– Какой же ты, Ахмед, все-таки… Нет там приободрить немного, поддержать, сказать, что неправ.
– А что я могу, шеф? Фраер-то, как пить дать, лопух рязанский, а те двое – мутные жлобы, век воли не видать! Кстати, шеф, давно хотел спросить, а что означает «рязанский»?
– Да ну тебя, Ахмед! – только и отмахнулся Махсум, отвязывая коня от дерева. – Слушай!
– Что? – Ахмед замер с поднятой ногой, которую собирался перекинуть через седло, и прислушался.
– Да нет, не то! Я подумал, а почему бы нам на этих самых гулей не охотиться? Это же четверть косаря с рыла!
– Да-а, только где их столько набрать? – с сомнением покачал головой Ахмед, усаживаясь в седло.
– А мы их разводить будем!
– Вы с ума сошли, шеф! – Ахмед отшатнулся от главаря вместе с конем.
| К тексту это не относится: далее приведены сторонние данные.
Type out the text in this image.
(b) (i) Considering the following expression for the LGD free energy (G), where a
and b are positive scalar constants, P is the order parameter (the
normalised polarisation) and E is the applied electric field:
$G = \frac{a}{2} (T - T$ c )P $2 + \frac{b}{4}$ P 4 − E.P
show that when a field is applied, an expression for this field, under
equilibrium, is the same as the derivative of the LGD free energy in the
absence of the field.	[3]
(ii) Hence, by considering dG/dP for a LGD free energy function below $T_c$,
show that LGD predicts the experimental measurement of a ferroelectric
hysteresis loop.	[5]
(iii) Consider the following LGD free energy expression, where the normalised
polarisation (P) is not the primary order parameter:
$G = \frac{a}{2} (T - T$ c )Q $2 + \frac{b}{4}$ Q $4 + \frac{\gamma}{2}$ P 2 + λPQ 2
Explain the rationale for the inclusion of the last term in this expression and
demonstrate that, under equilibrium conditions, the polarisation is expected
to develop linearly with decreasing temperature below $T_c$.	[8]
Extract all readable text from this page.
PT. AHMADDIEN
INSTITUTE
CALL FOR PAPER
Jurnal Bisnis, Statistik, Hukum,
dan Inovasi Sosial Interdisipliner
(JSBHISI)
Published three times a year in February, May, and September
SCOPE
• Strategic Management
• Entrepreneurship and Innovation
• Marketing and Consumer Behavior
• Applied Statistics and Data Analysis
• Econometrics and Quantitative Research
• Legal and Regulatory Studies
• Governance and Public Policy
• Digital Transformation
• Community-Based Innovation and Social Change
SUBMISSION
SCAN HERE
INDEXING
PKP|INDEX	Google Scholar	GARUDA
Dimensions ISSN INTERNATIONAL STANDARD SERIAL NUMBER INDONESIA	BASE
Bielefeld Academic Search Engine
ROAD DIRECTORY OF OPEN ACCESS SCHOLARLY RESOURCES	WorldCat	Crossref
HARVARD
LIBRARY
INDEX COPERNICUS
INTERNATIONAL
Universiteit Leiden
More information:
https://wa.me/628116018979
– Ладно, не бойся. Я пошутил.
– Ну и шутки у вас!
Они развернули коней и направили их вдоль дворцовой стены. Каждый думал о своем, но мысли текли в одном направлении: как быть дальше, и чем все, в конце концов, закончится.
А в это же самое время Касым уже битые полчаса крутился у музыкальной лавки, присматриваясь к дутарам. Он вертел их так и сяк, тщательно ощупывал, водил пальцами по грифу и, дергая струны, вслушивался в звук. Затем вздыхал, вешал дутар на место и переходил к следующему. Иногда, словно вспомнив о чем-то, он возвращался к одному из них, и все повторялось сызнова. Торговец с грустью наблюдал за слишком придирчивым покупателем.
– Послушай, друг, – не вытерпел он наконец, когда Касым пошел на пятый или шестой круг (торговец уже сбился со счета), – ты словно не дутар, а женщину выбираешь!
– Э, что ты знаешь о женщинах и о дутарах. Сравнил тоже!
– Но я их делаю!
– Кого, женщин? – спросил Касым, беря в руки очередной музыкальный инструмент.
– О Аллах, дутары, разумеется! А женщин делают…
– Без тебя знаю, кто их делает. Сколько стоит этот?
– О, да ты понимаешь истинный толк в инструментах! Дутар, который ты держишь в руках, по звучанию схож с трелью соловья, журчанием горного ручья и нежным голосом юной красавицы.
– Я тебя о чем вообще спрашивал? – накинулся на торговца Касым, все еще пребывающий под впечатлением вчерашнего возвращения домой. Ручьи и красавицы вызывали сейчас в нем лишь одни неприятные воспоминания. – Разве я тебя о женщинах спрашивал, щебечущих соловьями в журчащих горных ручьях?